福島原発の危険評価をめぐる、米国政府と米原子力委員会(NRC)の温度差

福島第一原発の危険評価について、オバマ政権と米原子力委員会(NRC)との緊張が高まっている。NRCが極端に悲観的な見方を公式・非公式に流布していることに対し、ホワイトハウスは、日本政府の危機対応努力を不必要に混乱させ、日米外交の緊張関係をより高めるとして、日増しに怒りを募らせている。

物議をかもした50マイル圏外への避難勧告

NRCは、民間の原子力利用に関連するすべての問題を扱う唯一の政府機関だ。独立機関として、国内の政治やエネルギー政策のなかで、予測不能の存在でもある。民主党政権であっても共和党政権であっても、NRCとの意見の対立には常に神経を使う。
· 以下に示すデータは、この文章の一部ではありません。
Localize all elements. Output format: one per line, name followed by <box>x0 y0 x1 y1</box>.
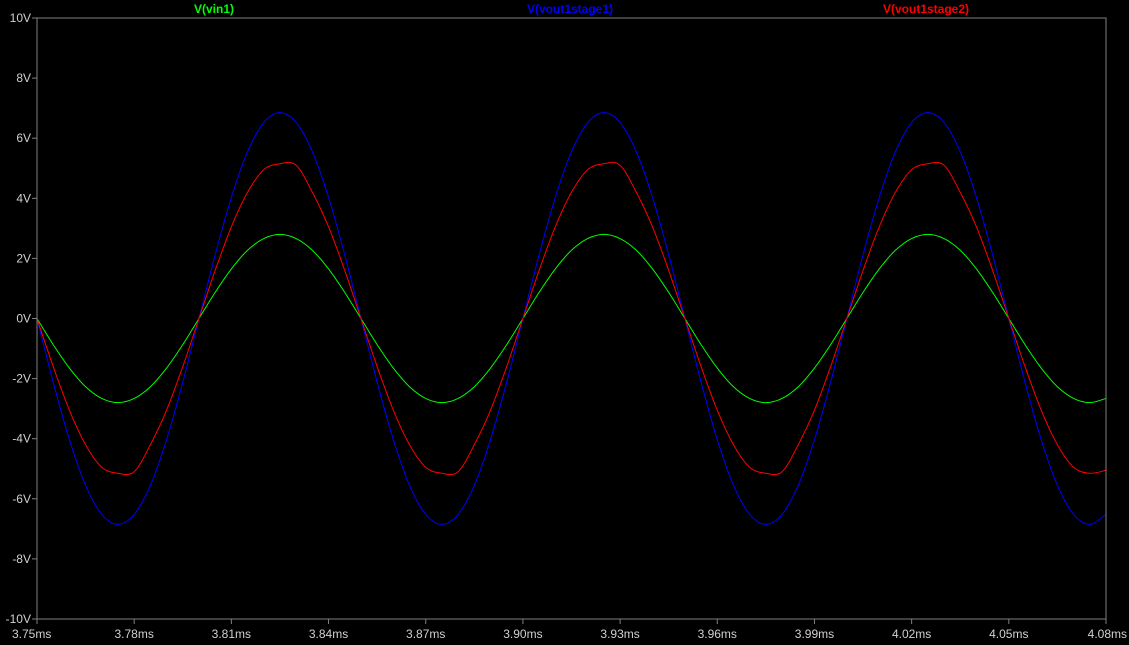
x-tick-label: 4.02ms <box>892 627 931 641</box>
y-tick-label: -6V <box>12 492 31 506</box>
waveform-plot[interactable]: 10V 8V 6V 4V 2V 0V -2V -4V -6V -8V -10V 3.75ms 3.78… <box>0 0 1129 645</box>
y-tick-label: 8V <box>16 71 31 85</box>
x-tick-label: 3.96ms <box>698 627 737 641</box>
legend-vin1[interactable]: V(vin1) <box>194 2 234 16</box>
x-tick-label: 3.81ms <box>212 627 251 641</box>
x-tick-label: 3.87ms <box>406 627 445 641</box>
y-tick-label: 2V <box>16 251 31 265</box>
x-tick-label: 3.93ms <box>600 627 639 641</box>
x-tick-label: 3.78ms <box>115 627 154 641</box>
x-tick-label: 3.84ms <box>309 627 348 641</box>
y-tick-label: 6V <box>16 131 31 145</box>
plot-background <box>0 0 1129 645</box>
y-tick-label: -10V <box>6 612 31 626</box>
legend-vout1stage2[interactable]: V(vout1stage2) <box>883 2 969 16</box>
x-tick-label: 4.05ms <box>989 627 1028 641</box>
y-tick-label: -8V <box>12 552 31 566</box>
x-tick-label: 3.90ms <box>503 627 542 641</box>
y-tick-label: -2V <box>12 372 31 386</box>
legend-vout1stage1[interactable]: V(vout1stage1) <box>527 2 613 16</box>
x-tick-label: 3.99ms <box>795 627 834 641</box>
x-tick-label: 3.75ms <box>12 627 51 641</box>
y-tick-label: -4V <box>12 432 31 446</box>
y-tick-label: 4V <box>16 191 31 205</box>
x-tick-label: 4.08ms <box>1088 627 1127 641</box>
y-tick-label: 10V <box>10 11 31 25</box>
y-tick-label: 0V <box>16 312 31 326</box>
政府が民間人の安全よりも原発関連業界の利害に寄り過ぎているのではないか、と選挙民に受け止められかねないからだ。

3月11日の地震と津波が福島原発に甚大な被害を与えて以来、その危険の程度について、ホワイトハウスとNRCの評価には食い違いがある。その温度差は先週末までは表ざたにはされなかったが、ここへきてホワイトハウス高官からNRCの見解に反論するような内容の指摘が匿名でメディアに流布されるなど、見解の相違が次第に明るみに出てきている。

両者の見解の食い違いの1つは、福島原発からの避難範囲についてだ。NRCは50マイル(約80キロメートル)圏内の避難を主張していたが、ホワイトハウス側は日本政府による20~30キロ(12~18マイル)圏内を避難区域とする指示に同調的な態度を示している。

NRCのグレゴリー・ヤツコ会長は、3月16日の議会証言において、福島第一原発の4号炉(=写真 4/10撮影)の使用済み核燃料貯蔵プールから水がなくなり、発熱を続ける燃料棒が露出して危険だときっぱり証言している。これに対し、日本の政府高官は4号炉の貯蔵プールの核燃料が外気に晒されているとの断言を否定。NRCもその後主張を一部改め、自らの見解に推測が含まれていたことを認めている。